Satellite imagery also shows traces of cultural vandalism in the villages of Dondarli, Damirchilar, Garadagly, Ismailbayli, as well as the towns of Fuzuli, Aghdam and Jabrayil. Today the ruins of Juma mosque in Aghdam, for example, are used as a cattle and swine barn by the Armenians that were relocated there after the occupation, according to Azercosmos’s report.

Azerbaijan's Nagorno-Karabakh region and seven adjacent districts fell under Armenia’s occupation as the result of a full-scale war that lasted from 1991 to a ceasefire agreement in 1994. Armenia was trying to seize the Nagorno-Karabakh region that had partial ethnic Armenian population living alongside indigenous Azerbaijanis. The war resulted in the death of 30,000 Azerbaijanis, displacing one million, and occupying 20 percent of Azerbaijan’s internationally recognized territory.

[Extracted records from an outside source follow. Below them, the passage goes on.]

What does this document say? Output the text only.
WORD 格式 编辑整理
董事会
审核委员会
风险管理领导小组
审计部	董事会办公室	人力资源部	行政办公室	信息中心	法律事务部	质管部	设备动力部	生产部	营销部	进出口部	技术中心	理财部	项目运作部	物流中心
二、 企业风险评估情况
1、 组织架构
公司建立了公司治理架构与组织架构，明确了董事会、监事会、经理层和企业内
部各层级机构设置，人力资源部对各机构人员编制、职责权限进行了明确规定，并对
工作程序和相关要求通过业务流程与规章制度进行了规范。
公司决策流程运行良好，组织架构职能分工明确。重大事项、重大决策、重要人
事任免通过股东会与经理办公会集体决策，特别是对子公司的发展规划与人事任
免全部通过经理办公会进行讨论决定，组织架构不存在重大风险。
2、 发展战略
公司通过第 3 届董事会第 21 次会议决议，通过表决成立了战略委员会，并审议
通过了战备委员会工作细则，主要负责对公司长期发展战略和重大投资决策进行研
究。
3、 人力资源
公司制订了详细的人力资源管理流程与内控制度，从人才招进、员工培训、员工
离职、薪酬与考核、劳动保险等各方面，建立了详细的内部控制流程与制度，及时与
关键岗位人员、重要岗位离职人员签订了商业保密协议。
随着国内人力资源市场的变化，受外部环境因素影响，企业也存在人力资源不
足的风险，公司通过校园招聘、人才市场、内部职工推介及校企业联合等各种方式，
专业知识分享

According to 2015 data compiled by the State Committee for Work with Religious Organizations of Azerbaijan, the number of historical and cultural monuments in the occupied lands exceeds 900. Some sources even claim it to be more than 1,500. Of them, 403 are historical-religious monuments, including 67 mosques, 144 tombs and 192 sanctuaries.

Some 738 historical monuments, 28 museums with 83,500 exhibits, four photo galleries, 14 memorial complexes have been plundered or destroyed completely or partially in the wake of Armenia's state-sponsored vandalism acts in the occupied lands, according to the Foreign Ministry of Azerbaijan.

Calculations by the Special Investigation Department under the Military Prosecutor’s Office of Azerbaijan claim that the overall amount of material damage to the economy of Azerbaijan due to the occupation is around $819 billion.